Intended Audience: civil engineers, hydraulic engineers, highway engineers, environmental engineers, and hydrologists
PDH UNITS: 4
Storm sewers are widely used to carry away runoff from storms, primarily in urban areas. The hydraulic design begins after the locations for the manholes for the system have been determined. Between each pair of manholes, the storm sewer will have a constant slope and diameter. The hydraulic design process results in determination of an appropriate diameter and slope for each length of storm sewer and determines the depth of the bottom of the pipe at each manhole. The overall procedure and each step are presented and discussed in this course curated by Dr. Bengtson. Example calculations for a single length of storm sewer between two manholes will be performed and an example of calculations between successive manholes will be done using Excel. After completing this course, you'll be able to carry out hydraulic design of storm sewers to determine diameter, slope and depth of invert at each manhole for the length of storm sewer between two successive manholes. You'll also be able to set up an Excel program to carry out hydraulic design for successive lengths of storm sewers.
This course is intended for civil engineers, hydraulic engineers, highway engineers, environmental engineers, and hydrologists.
- Determine the value for runoff coefficient for a drainage area with known land use, SCS soil group, and approximate surface slope.
- Calculate the rainfall intensity of a storm duration and return period at a certain location if given an I-D-F table or graph for that location.
- Estimate the overland flow travel time for a drainage area using the Manning Kinetic Equation.
- Identify the channel flow travel time using Manning’s Open Channel Flow Equation.
- Compute the peak runoff rate of a drainage area using the Rational Method.
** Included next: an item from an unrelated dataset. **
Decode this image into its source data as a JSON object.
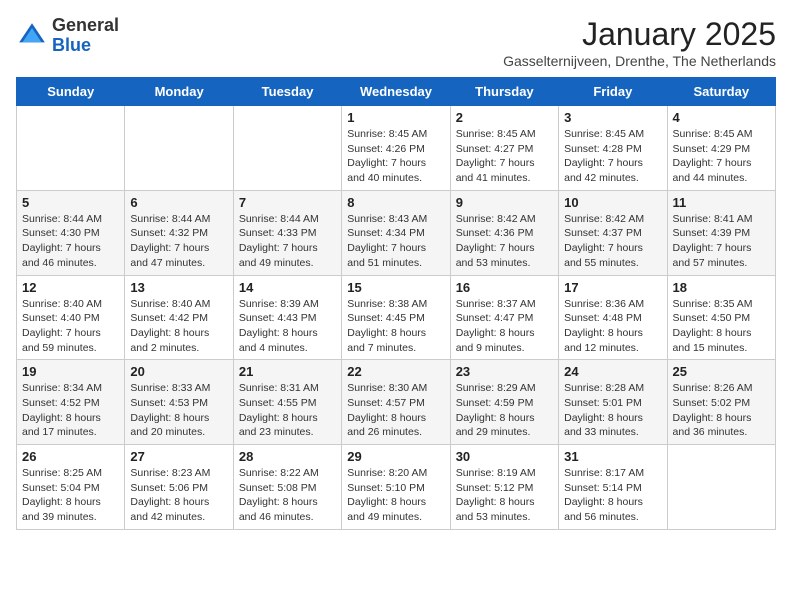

- Apply Method I and Method II as outlined in this course to calculate design diameter and slope for a length of storm sewer between two successive manholes.
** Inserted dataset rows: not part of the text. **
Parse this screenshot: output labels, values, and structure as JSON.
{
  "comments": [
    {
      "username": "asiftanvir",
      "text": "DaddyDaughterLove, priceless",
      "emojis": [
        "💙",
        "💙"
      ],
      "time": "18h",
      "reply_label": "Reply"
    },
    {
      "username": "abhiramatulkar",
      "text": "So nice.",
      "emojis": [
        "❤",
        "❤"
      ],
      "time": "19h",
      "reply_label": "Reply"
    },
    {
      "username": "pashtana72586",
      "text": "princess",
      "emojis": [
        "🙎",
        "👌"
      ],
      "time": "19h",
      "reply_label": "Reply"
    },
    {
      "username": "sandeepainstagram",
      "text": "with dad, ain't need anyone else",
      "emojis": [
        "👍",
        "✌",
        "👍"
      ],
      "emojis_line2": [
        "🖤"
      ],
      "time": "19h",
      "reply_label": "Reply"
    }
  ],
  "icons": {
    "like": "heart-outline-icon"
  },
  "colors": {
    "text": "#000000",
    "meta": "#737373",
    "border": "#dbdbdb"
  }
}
- Determine the velocity and flow rate in a circular pipe flowing partially full if enough information is available to calculate the full pipe velocity and flow rate.
- Combine the above learning objectives/skills to carry out the overall hydraulic design of a length of storm sewer between two successive manholes.
- Use Excel to make storm sewer hydraulic design calculations for the lengths of storm sewers between successive manholes.